La esencia de los talleres es fortalecer y desarrollar la lectura y escritura del habla aborigen a las nuevas generaciones, y lograr una formación sólida de los nuevos lectores y escritores. SK`AYOJIL yut xch`ulel yot`an lum k`inal: Canto desde el corazón de la naturaleza, es una muestra de la capacidad de los niños, jóvenes y adultos tsotsiles y tseltales de los Altos de Chiapas para desenvolverse en sus lenguas.

Los poemas escritos en palabras nativas, añoran el deseo de recuperar la riqueza expresiva de las lenguas ancestrales. Una muestra de esas producciones son los libros bilingües “Ocho palabras del amanecer” y “Distintos colores de la tierra”, (Espacio Cultural Jaime Sabines, Instituto Mexicano de la Juventud y Unidad de Escritores Mayas-Zoque, Chiapas, 2003), constituyen voces de adentro, siempre dignas.

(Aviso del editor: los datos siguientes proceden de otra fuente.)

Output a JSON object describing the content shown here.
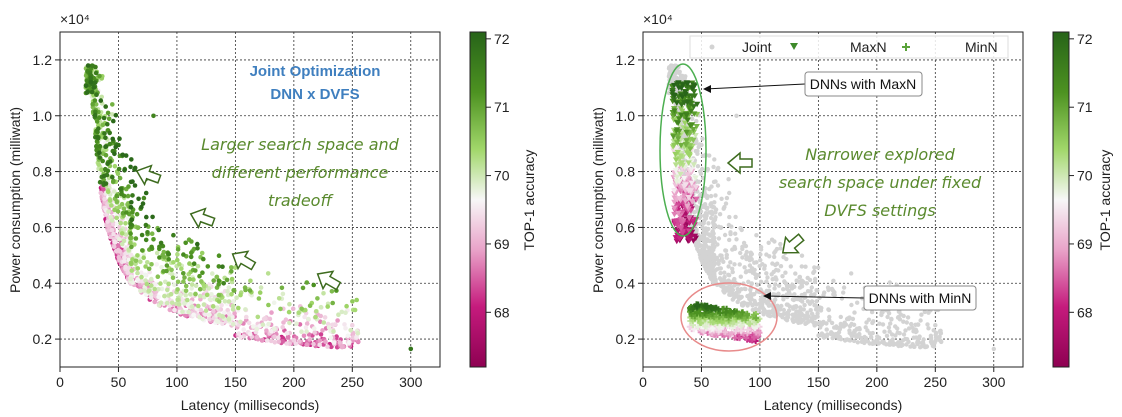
{
  "colors": {
    "cmap_low": "#c51b7d",
    "cmap_mid": "#f7f7f7",
    "cmap_high": "#1f6d1a",
    "grey_points": "#d3d3d3",
    "annotation_green": "#5a8a2e",
    "annotation_blue": "#3f7fbf",
    "ellipse_green": "#4caf50",
    "ellipse_pink": "#e88b8b"
  },
  "chart_data": [
    {
      "type": "scatter",
      "id": "left",
      "xlabel": "Latency (milliseconds)",
      "ylabel": "Power consumption (milliwatt)",
      "y_multiplier": "×10⁴",
      "xlim": [
        0,
        325
      ],
      "ylim": [
        0.1,
        1.3
      ],
      "xticks": [
        "0",
        "50",
        "100",
        "150",
        "200",
        "250",
        "300"
      ],
      "yticks": [
        "0.2",
        "0.4",
        "0.6",
        "0.8",
        "1.0",
        "1.2"
      ],
      "grid": true,
      "colorbar": {
        "label": "TOP-1 accuracy",
        "min": 67.2,
        "max": 72.1,
        "ticks": [
          "68",
          "69",
          "70",
          "71",
          "72"
        ]
      },
      "annotations": {
        "title_line1": "Joint Optimization",
        "title_line2": "DNN x DVFS",
        "text_line1": "Larger search space and",
        "text_line2": "different performance",
        "text_line3": "tradeoff"
      },
      "series": [
        {
          "name": "Joint",
          "marker": "circle",
          "front": {
            "x": [
              25,
              30,
              35,
              40,
              50,
              60,
              80,
              100,
              130,
              160,
              200,
              240,
              250
            ],
            "y": [
              1.15,
              0.88,
              0.68,
              0.56,
              0.44,
              0.36,
              0.29,
              0.25,
              0.22,
              0.2,
              0.18,
              0.17,
              0.17
            ]
          }
        }
      ]
    },
    {
      "type": "scatter",
      "id": "right",
      "xlabel": "Latency (milliseconds)",
      "ylabel": "Power consumption (milliwatt)",
      "y_multiplier": "×10⁴",
      "xlim": [
        0,
        325
      ],
      "ylim": [
        0.1,
        1.3
      ],
      "xticks": [
        "0",
        "50",
        "100",
        "150",
        "200",
        "250",
        "300"
      ],
      "yticks": [
        "0.2",
        "0.4",
        "0.6",
        "0.8",
        "1.0",
        "1.2"
      ],
      "grid": true,
      "legend": {
        "placement": "top",
        "entries": [
          "Joint",
          "MaxN",
          "MinN"
        ]
      },
      "colorbar": {
        "label": "TOP-1 accuracy",
        "min": 67.2,
        "max": 72.1,
        "ticks": [
          "68",
          "69",
          "70",
          "71",
          "72"
        ]
      },
      "annotations": {
        "text_line1": "Narrower explored",
        "text_line2": "search space under fixed",
        "text_line3": "DVFS settings",
        "callout_maxn": "DNNs with MaxN",
        "callout_minn": "DNNs with MinN"
      },
      "series": [
        {
          "name": "Joint",
          "marker": "circle",
          "color": "#d3d3d3"
        },
        {
          "name": "MaxN",
          "marker": "triangle-down",
          "x_range": [
            22,
            52
          ],
          "y_range": [
            0.55,
            1.12
          ]
        },
        {
          "name": "MinN",
          "marker": "plus",
          "x_range": [
            40,
            100
          ],
          "y_range": [
            0.18,
            0.33
          ]
        }
      ]
    }
  ]
}
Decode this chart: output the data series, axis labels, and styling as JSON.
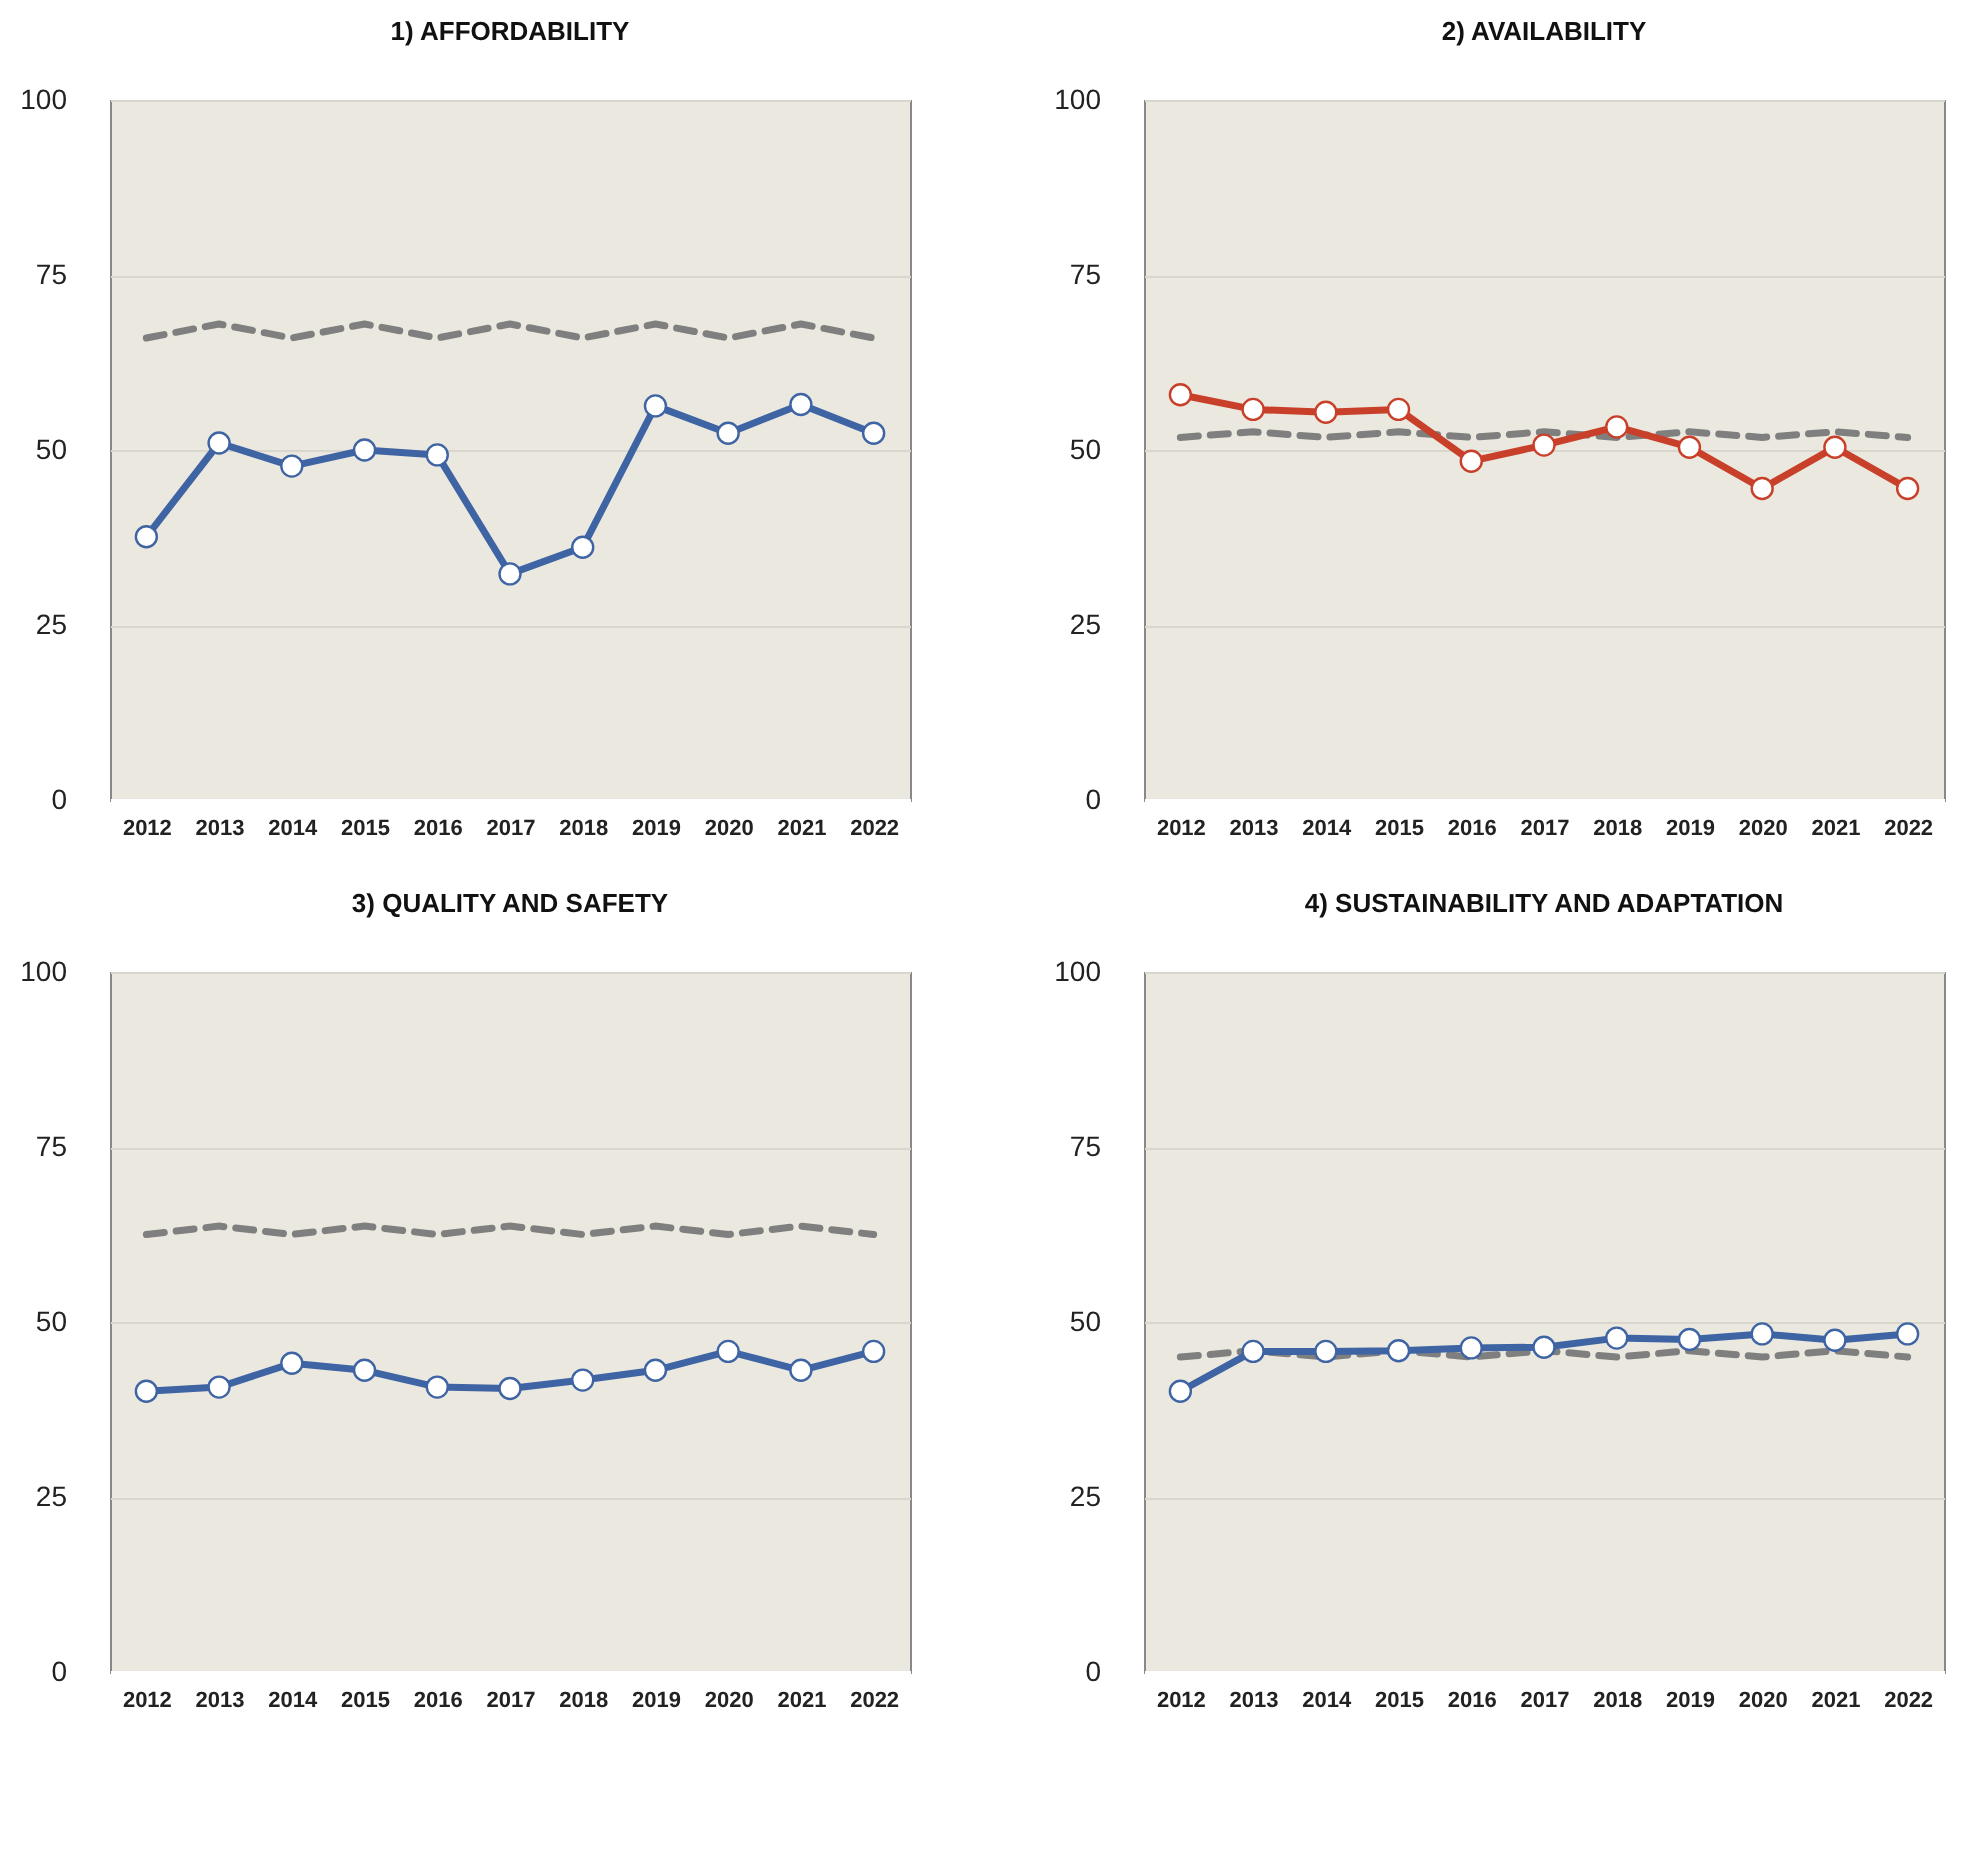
{
  "chart_data": [
    {
      "type": "line",
      "title": "1) AFFORDABILITY",
      "categories": [
        "2012",
        "2013",
        "2014",
        "2015",
        "2016",
        "2017",
        "2018",
        "2019",
        "2020",
        "2021",
        "2022"
      ],
      "ylim": [
        0,
        100
      ],
      "yticks": [
        0,
        25,
        50,
        75,
        100
      ],
      "grid": "y",
      "series": [
        {
          "color": "#7f7f7f",
          "line_style": "dashed",
          "marker": "none",
          "values": [
            66,
            68,
            66,
            68,
            66,
            68,
            66,
            68,
            66,
            68,
            66
          ]
        },
        {
          "color": "#3e64a4",
          "line_style": "solid",
          "marker": "circle",
          "values": [
            37.6,
            51,
            47.7,
            50,
            49.3,
            32.3,
            36.1,
            56.3,
            52.4,
            56.5,
            52.4
          ]
        }
      ]
    },
    {
      "type": "line",
      "title": "2) AVAILABILITY",
      "categories": [
        "2012",
        "2013",
        "2014",
        "2015",
        "2016",
        "2017",
        "2018",
        "2019",
        "2020",
        "2021",
        "2022"
      ],
      "ylim": [
        0,
        100
      ],
      "yticks": [
        0,
        25,
        50,
        75,
        100
      ],
      "grid": "y",
      "series": [
        {
          "color": "#7f7f7f",
          "line_style": "dashed",
          "marker": "none",
          "values": [
            51.8,
            52.6,
            51.8,
            52.6,
            51.8,
            52.6,
            51.8,
            52.6,
            51.8,
            52.6,
            51.8
          ]
        },
        {
          "color": "#c8402a",
          "line_style": "solid",
          "marker": "circle",
          "values": [
            57.9,
            55.8,
            55.4,
            55.8,
            48.4,
            50.7,
            53.3,
            50.4,
            44.5,
            50.4,
            44.5
          ]
        }
      ]
    },
    {
      "type": "line",
      "title": "3) QUALITY AND SAFETY",
      "categories": [
        "2012",
        "2013",
        "2014",
        "2015",
        "2016",
        "2017",
        "2018",
        "2019",
        "2020",
        "2021",
        "2022"
      ],
      "ylim": [
        0,
        100
      ],
      "yticks": [
        0,
        25,
        50,
        75,
        100
      ],
      "grid": "y",
      "series": [
        {
          "color": "#7f7f7f",
          "line_style": "dashed",
          "marker": "none",
          "values": [
            62.5,
            63.7,
            62.5,
            63.7,
            62.5,
            63.7,
            62.5,
            63.7,
            62.5,
            63.7,
            62.5
          ]
        },
        {
          "color": "#3e64a4",
          "line_style": "solid",
          "marker": "circle",
          "values": [
            40.1,
            40.7,
            44.1,
            43.1,
            40.7,
            40.5,
            41.7,
            43.1,
            45.8,
            43.1,
            45.8
          ]
        }
      ]
    },
    {
      "type": "line",
      "title": "4) SUSTAINABILITY AND ADAPTATION",
      "categories": [
        "2012",
        "2013",
        "2014",
        "2015",
        "2016",
        "2017",
        "2018",
        "2019",
        "2020",
        "2021",
        "2022"
      ],
      "ylim": [
        0,
        100
      ],
      "yticks": [
        0,
        25,
        50,
        75,
        100
      ],
      "grid": "y",
      "series": [
        {
          "color": "#7f7f7f",
          "line_style": "dashed",
          "marker": "none",
          "values": [
            45,
            45.9,
            45,
            45.9,
            45,
            45.9,
            45,
            45.9,
            45,
            45.9,
            45
          ]
        },
        {
          "color": "#3e64a4",
          "line_style": "solid",
          "marker": "circle",
          "values": [
            40.1,
            45.8,
            45.8,
            45.9,
            46.3,
            46.4,
            47.7,
            47.5,
            48.3,
            47.4,
            48.3
          ]
        }
      ]
    }
  ]
}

Las obras no sólo revelan la riqueza de la tierra, sus olores y sonidos, el sufrimiento de los pueblos, el exterminio, sino que también expresan el cambio social que está ocurriendo en las comunidades autóctonas. En uno de los poemas de Abraham Gómez de “Ocho palabras…” dice: "Me dijiste al oído: `¿Te gusta?`. Sólo movía la cabeza con los ojos cerrados, disfrutando el momento, mientras tú gemías de placer sobre mí; me estremecieron tus rasguños lentos y suaves por mi espalda, luego me diste un beso intenso en la boca”.

Uno de los poetas indígenas tseltal que más difundió la literatura es Armando Sánchez, coordinador del taller literario en su propia comunidad. Su obra demuestra que los indígenas pueden ser protagonistas y autores de su propia conciencia cultural.

“Hablar de literatura contemporánea tseltal no es fácil. Se requiere una formación cultural continua, asistir a los talleres y realizar lecturas de obras literarias de escritores clásicos, entre otros. La mejor posibilidad de enriquecer nuestra escritura literaria es mantener una relación entre los "escritores" indígenas y no indígenas. Para llegar a ser generador del aprendizaje de la comunidad lingüística se requiere una permanente actualización”, explicaba el autor sobre los inicios de su actividad como coordinador.

De acuerdo al escritor, implementar el taller literario tseltal surgió para que los niños aprendieran a escribir en su tseltal. Mediante el taller literario, la escritura de la lengua indígena comenzó a registrar el acontecer de las comunidades indígenas, ya que la cotidianeidad transparenta las estructuras culturales más profundas, los saberes y costumbres tseltales.

El sistema de educación indígena bilingüe bicultural jamás centró sus actividades, sus objetivos y metas en enseñar a la población lingüista, enraizada en su propia sabiduría cosmogónica y los valores del pueblo tseltal.

Por esa razón, el pasaje de la oralidad a la escritura es un paso histórico en esas comunidades. La actividad es reciente, y aún queda mucho por hacer para el desarrollo de la escritura de las lenguas indígenas. Una de esas tareas es establecer un patrón común para las grafías, normar su uso.

Para los fundadores de esta iniciativa, no se trata de despreciar lo que se escribió hasta hoy, sino proveer bases para fortalecer la escritura de los idiomas originarios. No sólo los escritores indígenas tienen ese deber, sino todos los que usan concientemente la lengua autóctona y los otros idiomas.